Manufacturing quality has much more to do with production methods and economics than the workforce. The reason US sheet steel was cheaper and better than British steel was mostly to do with economies of scale and the up-to-date plant available in the US. A major steel works needs to be located close to coal, water and ore / scrap. As all the raw materials are heavy, transport needs to be cheap which ideally means the steel-works is in a large capacity sea-port. As the plant takes a minimum 10 square kilometres of land (preferably more), land had better be cheap too! In that context a British Ironworks set up in 19th century Staffordshire to take advantage of local coal and iron ore, exhausted after a century of exploitation, was in a hopeless position. A small, old-fashioned works, fed by coke and ore carried by railway was in deep poo compared a large modern American enterprise built on a continental scale with cheap transport. Today – for much the same geographic reasons – American steel works find themselves at a disadvantage compared with Chinese and Indian steel makers.
The advantages of nationality have also been blurred by globalisation. Under communism Chairman Mao botched a home-grown backyard steel industry in China. This is not how it's done today. In partnership with Western manufacturers, China bought in the best Western technology, equipment, methods and know how. Over the last 20 years there has been a dramatic improvement, and China is pretty much as good at manufacturing as anyone else. No doubt there are a few old or mismanaged steel works and – more likely – process errors, producing quantities of off specification steel, but it's generally unlikely. Steel is high-tech, it's not made by rice-farmers chucking bicycles in a pot and hoping for the best.
Customers do hit problems though.

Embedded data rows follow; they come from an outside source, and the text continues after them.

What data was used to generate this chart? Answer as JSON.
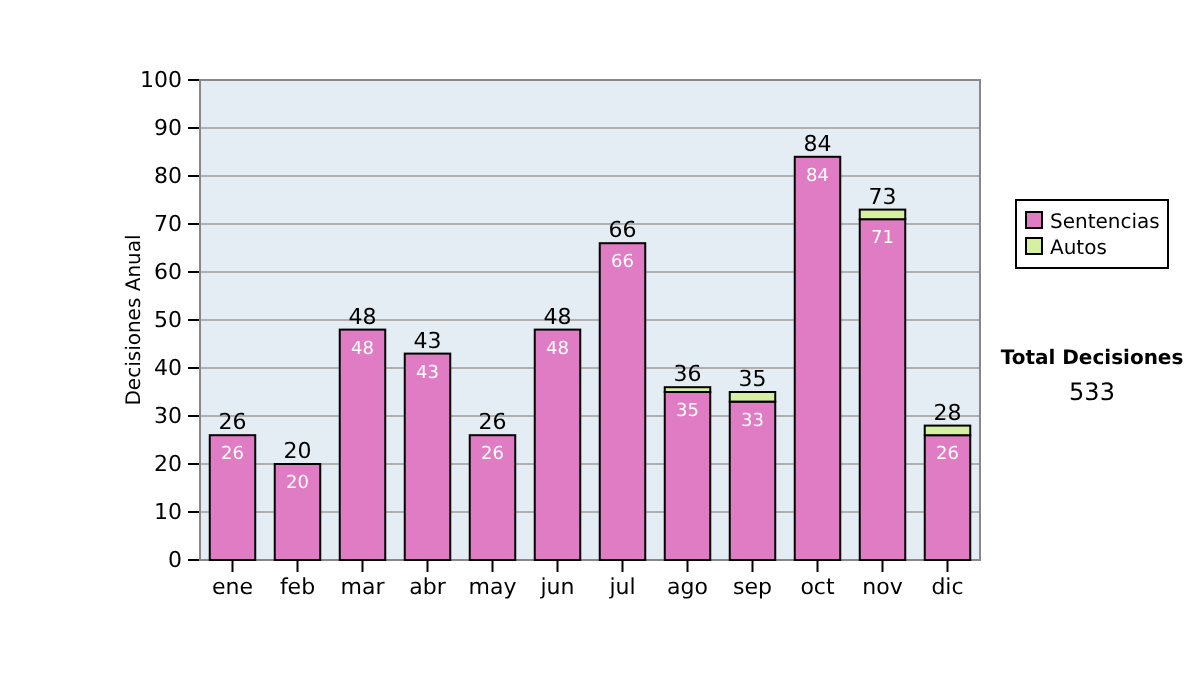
{
  "chart_data": {
    "type": "bar",
    "stacked": true,
    "ylabel": "Decisiones Anual",
    "categories": [
      "ene",
      "feb",
      "mar",
      "abr",
      "may",
      "jun",
      "jul",
      "ago",
      "sep",
      "oct",
      "nov",
      "dic"
    ],
    "series": [
      {
        "name": "Sentencias",
        "color": "#e07cc4",
        "values": [
          26,
          20,
          48,
          43,
          26,
          48,
          66,
          35,
          33,
          84,
          71,
          26
        ],
        "value_labels": [
          "26",
          "20",
          "48",
          "43",
          "26",
          "48",
          "66",
          "35",
          "33",
          "84",
          "71",
          "26"
        ]
      },
      {
        "name": "Autos",
        "color": "#d4f0a0",
        "values": [
          0,
          0,
          0,
          0,
          0,
          0,
          0,
          1,
          2,
          0,
          2,
          2
        ]
      }
    ],
    "totals": [
      "26",
      "20",
      "48",
      "43",
      "26",
      "48",
      "66",
      "36",
      "35",
      "84",
      "73",
      "28"
    ],
    "ylim": [
      0,
      100
    ],
    "yticks": [
      0,
      10,
      20,
      30,
      40,
      50,
      60,
      70,
      80,
      90,
      100
    ],
    "grid": "y",
    "legend": "right",
    "annotations": [
      "Total Decisiones",
      "533"
    ]
  }
}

I suspect a likely cause is 'quality' being compromised in the supply chain. Tempting to substitute one type of steel for another when what the customer wants is out-of-stock or a cheaper similar steel is choking the warehouse. There was a scandal a few years back when Boron steel was sold in the UK as mild-steel as a tariff dodge.
Personally I think taking comfort in casual racism is dangerous. Assuming British quality was better in the past gets us absolutely nowhere. So what even if the notion is true? Criticism of foreigners is pointless – they're not going to change. What's necessary is to deliver product that the world wants today, which means we have to get our act together. Contrary to some opinion on the forum, that's exactly what British Industry is doing, for example by concentrating on producing high-end speciality steels rather than the ordinary mass-production stuff we play with. The world moves on. There's no value in mourning spilt milk, banging on about past achievements, or blaming others.